Running Apache Spark Standalone¶
Fire can be run on Spark Standalone cluster. In this case, Hadoop does not need to be installed.
Installing Spark Standalone¶
Install Java
- wget –no-cookies –no-check-certificate –header “Cookie: gpw_e24=http%3A%2F%2Fwww.oracle.com%2F; oraclelicense=accept-securebackup-cookie” “https://download.oracle.com/otn-pub/java/jdk/8u201-b09/42970487e3af4f5aa5bca3f542482c60/jdk-8u201-linux-x64.rpm”
- yum localinstall jdk-8u201-linux-x64.rpm
- Java -version
Install Scala¶
Install Scala
- wget http://www.scala-lang.org/files/archive/scala-2.10.1.tgz
- tar xvf scala-2.10.1.tgz
- sudo mv scala-2.10.1 /usr/lib
- sudo ln -s /usr/lib/scala-2.10.1 /usr/lib/scala
- export PATH=$PATH:/usr/lib/scala/bin ( we can add in .bash_profile)
- scala -version
Install Apache Spark¶
Download Spark
Extract, create a new directory under the /usr/local called spark and copy the extracted connect into it
- tar xf spark-2.1.0-bin-hadoop2.7.tgz
- mkdir /usr/local/spark
- cp -r spark-2.1.0-bin-hadoop2.7/* /usr/local/spark
Setup some Environment variables before you start spark-shell ( in .bash_profile)
- export SPARK_EXAMPLES_JAR=/usr/local/spark/examples/jars/spark-examples_2.11-2.0.0.jar
- PATH=$PATH:$HOME/bin:/usr/local/spark/bin
Start you Scala Shell and run Spark
- Go to sparkflows home directory
- cd /usr/local/spark/bin
- ./spark-shell
Start a standalone master server by executing:
- ./sbin/start-master.sh ( from spark home directory)
Once started, the master will print out a spark://HOST:PORT URL
You can also find this URL on the master’s web UI,
- http://Master_host_ip:8080/ by default
Setup Spark Slave(Worker) Node¶
- Go to SPARK_HOME/conf/ directory.
- Edit the file spark-env.sh – Set SPARK_MASTER_HOST
- If spark-env.sh is not present, spark-env.sh.template would be present.
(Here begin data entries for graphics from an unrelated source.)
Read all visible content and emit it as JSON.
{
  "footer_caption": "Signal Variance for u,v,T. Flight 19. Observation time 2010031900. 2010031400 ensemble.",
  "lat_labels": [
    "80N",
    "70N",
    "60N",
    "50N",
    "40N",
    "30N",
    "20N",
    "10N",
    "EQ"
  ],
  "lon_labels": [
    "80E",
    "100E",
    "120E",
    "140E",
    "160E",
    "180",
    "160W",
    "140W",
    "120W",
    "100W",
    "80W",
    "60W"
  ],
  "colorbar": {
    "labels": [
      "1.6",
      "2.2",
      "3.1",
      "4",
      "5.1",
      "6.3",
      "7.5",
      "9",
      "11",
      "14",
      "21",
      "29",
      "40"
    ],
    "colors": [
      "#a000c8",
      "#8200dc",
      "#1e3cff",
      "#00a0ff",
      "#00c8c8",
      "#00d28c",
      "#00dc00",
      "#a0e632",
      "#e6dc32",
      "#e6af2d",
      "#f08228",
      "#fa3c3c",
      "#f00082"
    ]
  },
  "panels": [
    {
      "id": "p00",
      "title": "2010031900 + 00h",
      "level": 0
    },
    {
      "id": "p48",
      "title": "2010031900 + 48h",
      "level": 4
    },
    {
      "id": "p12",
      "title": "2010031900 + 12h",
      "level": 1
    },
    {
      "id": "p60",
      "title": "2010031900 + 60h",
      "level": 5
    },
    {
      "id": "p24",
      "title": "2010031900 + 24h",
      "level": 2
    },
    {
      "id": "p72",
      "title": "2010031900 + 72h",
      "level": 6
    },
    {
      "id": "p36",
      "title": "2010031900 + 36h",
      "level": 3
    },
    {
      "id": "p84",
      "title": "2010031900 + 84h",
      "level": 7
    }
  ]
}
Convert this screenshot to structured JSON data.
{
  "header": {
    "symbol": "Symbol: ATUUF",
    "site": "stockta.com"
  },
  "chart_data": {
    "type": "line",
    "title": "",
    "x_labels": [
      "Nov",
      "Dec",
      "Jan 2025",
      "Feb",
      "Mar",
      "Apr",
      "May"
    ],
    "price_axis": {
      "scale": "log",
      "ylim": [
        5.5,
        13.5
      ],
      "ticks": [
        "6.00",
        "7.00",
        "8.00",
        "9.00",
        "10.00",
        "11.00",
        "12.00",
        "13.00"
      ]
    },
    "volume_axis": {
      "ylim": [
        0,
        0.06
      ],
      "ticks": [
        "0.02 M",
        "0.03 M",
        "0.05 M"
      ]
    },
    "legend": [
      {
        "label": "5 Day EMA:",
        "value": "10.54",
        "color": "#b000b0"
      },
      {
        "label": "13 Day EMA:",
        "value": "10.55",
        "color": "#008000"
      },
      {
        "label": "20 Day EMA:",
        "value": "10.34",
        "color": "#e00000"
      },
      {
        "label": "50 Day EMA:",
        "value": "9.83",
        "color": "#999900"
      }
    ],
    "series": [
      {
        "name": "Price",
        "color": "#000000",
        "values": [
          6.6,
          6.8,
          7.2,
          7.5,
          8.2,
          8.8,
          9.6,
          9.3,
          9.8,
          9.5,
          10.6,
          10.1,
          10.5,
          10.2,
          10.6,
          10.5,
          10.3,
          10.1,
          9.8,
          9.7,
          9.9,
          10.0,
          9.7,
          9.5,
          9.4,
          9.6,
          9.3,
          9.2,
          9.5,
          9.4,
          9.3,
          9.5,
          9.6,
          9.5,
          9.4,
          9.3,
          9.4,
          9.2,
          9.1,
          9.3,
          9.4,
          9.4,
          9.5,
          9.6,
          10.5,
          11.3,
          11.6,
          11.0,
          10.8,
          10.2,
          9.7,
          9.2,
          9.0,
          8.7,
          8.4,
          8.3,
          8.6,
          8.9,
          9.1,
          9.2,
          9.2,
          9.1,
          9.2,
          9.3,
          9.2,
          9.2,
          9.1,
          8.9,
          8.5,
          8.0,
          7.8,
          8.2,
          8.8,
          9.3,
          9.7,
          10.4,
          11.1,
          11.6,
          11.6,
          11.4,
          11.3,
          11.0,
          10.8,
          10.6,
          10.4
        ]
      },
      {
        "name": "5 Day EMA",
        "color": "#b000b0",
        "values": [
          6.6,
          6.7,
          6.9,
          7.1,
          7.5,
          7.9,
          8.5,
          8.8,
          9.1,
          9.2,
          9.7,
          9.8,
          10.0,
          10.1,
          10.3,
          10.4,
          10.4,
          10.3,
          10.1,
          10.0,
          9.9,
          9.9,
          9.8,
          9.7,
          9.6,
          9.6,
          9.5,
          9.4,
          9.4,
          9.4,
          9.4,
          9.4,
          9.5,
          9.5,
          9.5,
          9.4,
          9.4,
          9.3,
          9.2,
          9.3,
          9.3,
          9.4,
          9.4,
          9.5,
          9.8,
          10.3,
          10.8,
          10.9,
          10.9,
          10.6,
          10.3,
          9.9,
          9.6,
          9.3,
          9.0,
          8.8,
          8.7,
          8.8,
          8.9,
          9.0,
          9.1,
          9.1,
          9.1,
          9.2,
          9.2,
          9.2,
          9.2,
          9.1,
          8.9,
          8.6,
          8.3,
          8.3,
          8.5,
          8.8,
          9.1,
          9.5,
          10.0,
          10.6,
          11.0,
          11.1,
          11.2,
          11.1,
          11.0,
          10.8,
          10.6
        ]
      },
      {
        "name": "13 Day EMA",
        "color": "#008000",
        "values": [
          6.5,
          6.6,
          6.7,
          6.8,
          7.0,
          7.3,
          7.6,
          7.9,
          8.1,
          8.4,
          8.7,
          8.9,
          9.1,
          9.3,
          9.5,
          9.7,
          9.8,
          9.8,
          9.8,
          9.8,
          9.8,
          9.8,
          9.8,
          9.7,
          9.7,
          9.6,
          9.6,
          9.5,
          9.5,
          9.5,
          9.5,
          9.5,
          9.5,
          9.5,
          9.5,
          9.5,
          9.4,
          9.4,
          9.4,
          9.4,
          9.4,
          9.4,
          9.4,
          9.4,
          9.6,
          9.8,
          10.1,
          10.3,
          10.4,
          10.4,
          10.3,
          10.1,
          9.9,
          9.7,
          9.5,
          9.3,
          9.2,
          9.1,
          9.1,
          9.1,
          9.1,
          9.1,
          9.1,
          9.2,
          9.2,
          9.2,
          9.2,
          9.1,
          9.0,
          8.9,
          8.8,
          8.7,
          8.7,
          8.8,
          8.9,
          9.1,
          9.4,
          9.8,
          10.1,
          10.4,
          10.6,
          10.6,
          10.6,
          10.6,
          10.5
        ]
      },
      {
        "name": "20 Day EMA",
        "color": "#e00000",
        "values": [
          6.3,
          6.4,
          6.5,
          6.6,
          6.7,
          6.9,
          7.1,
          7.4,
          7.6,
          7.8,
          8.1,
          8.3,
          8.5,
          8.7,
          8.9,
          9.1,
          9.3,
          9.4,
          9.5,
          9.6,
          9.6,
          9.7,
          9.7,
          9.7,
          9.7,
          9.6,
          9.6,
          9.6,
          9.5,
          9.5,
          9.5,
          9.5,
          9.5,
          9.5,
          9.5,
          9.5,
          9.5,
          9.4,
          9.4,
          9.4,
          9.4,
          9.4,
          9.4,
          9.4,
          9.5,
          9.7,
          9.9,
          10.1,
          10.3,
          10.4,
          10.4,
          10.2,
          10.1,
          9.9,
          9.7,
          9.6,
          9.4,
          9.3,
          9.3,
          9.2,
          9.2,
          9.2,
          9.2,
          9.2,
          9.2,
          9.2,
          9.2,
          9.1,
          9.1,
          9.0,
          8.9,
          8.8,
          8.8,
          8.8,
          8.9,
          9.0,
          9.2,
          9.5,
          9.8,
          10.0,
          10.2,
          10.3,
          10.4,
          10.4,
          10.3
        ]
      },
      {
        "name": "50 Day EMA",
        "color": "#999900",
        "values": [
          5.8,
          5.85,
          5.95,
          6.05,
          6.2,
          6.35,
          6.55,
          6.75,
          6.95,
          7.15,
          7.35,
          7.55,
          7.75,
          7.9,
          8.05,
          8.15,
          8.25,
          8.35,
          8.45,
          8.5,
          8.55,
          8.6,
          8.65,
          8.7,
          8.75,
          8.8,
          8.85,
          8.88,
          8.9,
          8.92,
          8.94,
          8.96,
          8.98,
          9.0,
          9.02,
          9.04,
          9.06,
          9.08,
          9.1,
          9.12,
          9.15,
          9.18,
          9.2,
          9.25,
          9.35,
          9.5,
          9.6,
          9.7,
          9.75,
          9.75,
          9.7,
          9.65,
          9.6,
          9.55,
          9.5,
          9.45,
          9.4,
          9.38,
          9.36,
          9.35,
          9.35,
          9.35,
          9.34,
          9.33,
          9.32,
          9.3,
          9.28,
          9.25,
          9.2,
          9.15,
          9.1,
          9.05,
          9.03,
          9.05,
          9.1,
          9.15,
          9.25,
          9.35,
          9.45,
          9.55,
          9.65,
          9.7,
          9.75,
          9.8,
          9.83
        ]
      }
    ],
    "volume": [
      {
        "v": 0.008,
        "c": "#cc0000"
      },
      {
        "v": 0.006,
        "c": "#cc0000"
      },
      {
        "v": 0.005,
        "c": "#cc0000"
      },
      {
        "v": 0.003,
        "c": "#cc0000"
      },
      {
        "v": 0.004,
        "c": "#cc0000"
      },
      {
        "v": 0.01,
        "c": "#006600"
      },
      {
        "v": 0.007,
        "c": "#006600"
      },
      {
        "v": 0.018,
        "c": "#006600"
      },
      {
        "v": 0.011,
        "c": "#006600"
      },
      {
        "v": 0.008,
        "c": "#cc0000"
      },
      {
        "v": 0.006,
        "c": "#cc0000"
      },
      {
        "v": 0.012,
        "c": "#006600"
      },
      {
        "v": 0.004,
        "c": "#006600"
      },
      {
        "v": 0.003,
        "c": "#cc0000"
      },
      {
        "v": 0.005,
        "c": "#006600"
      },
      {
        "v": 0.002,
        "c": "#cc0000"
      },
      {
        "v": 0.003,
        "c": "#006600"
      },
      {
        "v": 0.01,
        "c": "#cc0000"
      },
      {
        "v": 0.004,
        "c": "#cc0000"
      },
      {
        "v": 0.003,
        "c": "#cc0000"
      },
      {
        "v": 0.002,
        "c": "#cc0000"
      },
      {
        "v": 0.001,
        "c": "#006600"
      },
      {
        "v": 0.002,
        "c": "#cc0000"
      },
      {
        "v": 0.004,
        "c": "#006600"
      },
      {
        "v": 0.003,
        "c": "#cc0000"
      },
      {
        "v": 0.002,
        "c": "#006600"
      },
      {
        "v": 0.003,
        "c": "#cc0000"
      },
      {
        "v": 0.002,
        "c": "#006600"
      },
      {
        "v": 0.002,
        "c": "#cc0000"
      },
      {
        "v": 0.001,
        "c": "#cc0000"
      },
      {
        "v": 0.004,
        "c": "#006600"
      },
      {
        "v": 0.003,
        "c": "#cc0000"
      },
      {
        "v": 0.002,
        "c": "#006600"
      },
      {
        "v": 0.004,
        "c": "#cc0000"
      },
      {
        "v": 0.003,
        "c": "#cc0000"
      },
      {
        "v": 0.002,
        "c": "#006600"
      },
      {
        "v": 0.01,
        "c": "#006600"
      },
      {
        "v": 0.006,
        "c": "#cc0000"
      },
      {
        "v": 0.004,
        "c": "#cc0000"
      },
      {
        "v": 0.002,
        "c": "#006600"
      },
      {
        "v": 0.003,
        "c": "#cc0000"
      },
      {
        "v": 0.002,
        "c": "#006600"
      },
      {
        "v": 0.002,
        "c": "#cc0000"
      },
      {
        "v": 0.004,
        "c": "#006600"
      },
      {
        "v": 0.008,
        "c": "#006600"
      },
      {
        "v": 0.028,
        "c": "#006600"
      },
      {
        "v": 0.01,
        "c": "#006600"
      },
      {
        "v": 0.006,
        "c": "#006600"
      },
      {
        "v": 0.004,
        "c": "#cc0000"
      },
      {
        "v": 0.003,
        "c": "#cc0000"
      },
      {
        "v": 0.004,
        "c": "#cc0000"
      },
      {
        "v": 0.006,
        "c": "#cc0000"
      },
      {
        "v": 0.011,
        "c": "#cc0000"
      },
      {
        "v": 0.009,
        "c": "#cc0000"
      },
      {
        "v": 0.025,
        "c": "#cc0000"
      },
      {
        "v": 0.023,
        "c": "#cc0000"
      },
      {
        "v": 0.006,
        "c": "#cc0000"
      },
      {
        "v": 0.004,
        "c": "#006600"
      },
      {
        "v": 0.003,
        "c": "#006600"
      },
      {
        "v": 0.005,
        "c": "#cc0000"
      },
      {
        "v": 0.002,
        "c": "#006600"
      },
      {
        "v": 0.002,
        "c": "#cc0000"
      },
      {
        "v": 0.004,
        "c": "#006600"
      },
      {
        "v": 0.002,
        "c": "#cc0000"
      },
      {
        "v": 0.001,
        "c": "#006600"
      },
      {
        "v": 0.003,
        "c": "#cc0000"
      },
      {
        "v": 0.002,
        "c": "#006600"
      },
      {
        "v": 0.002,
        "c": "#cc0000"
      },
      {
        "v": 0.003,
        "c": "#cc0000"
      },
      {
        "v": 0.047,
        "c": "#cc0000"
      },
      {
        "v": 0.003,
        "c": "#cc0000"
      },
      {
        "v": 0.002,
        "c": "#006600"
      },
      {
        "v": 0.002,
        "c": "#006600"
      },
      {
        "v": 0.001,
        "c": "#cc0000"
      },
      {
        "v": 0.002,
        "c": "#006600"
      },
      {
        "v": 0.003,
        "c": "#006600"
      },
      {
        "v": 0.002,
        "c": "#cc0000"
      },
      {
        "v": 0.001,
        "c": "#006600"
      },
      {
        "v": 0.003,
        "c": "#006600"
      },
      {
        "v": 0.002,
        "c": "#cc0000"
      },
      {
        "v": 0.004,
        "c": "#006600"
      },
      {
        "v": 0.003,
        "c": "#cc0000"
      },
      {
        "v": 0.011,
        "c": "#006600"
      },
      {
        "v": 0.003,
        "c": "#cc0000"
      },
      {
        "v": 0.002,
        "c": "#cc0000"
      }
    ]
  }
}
Make a copy of spark-env.sh.template with name spark-env.sh and add/edit the field SPARK_MASTER_HOST. Part of the file with SPARK_MASTER_HOST
- cp ./conf/spark-env.sh.template ./conf/spark-env.sh
- Add a line in spark-env.sh :
- SPARK_MASTER_HOST=’MASTER_HOST_IP’
Start spark as slave¶
- Goto SPARK_HOME/sbin and execute the following command.
- ./start-slave.sh spark://MASTER_HOST_IP:7077
Installing Fire¶
Install Fire on the master node.
Download Fire Jar from website
- wget https://s3.amazonaws.com/sparkflows-release/fire/rel-x.y.z/2/fire-x.y.z.tgz
- tar xvf fire-x.y.z.tgz
Go to below directory:
- cd fire-x.y.z
- Update the port of Fire-ui & Fire to 8090 & 8082 as default port 8080 & 8081 is used by standalone spark, we can chose any other also.
- From fire-x.y.z directory, we need to go conf/application.properties and update the port No.
Create database & run fire & fire-ui server
- ./create-h2-db.sh
- ./run-fire.sh start
- ./run-fire-server.sh start
Configuring Fire¶
Below are the configuration for Fire to submit the jobs to the Spark Standalone Cluster.
- Once The server fire & fire-ui start
- Login to http://Machine_ip:8090/#/dashboard
- With password admin/admin.
- Upload default applications.
- Create a user ec2-user.
- Login with ec2-user
configurations in spark¶
The following configurations have to be set appropriately
- Go to administration section and open Spark configuration there we need to add Below details in specific setup like below:
- spark.master: spark://Master_host_ip:7077
- spark.deploy-mode: client
- spark.sql-context: SQLContext
- After above updates save the configurations.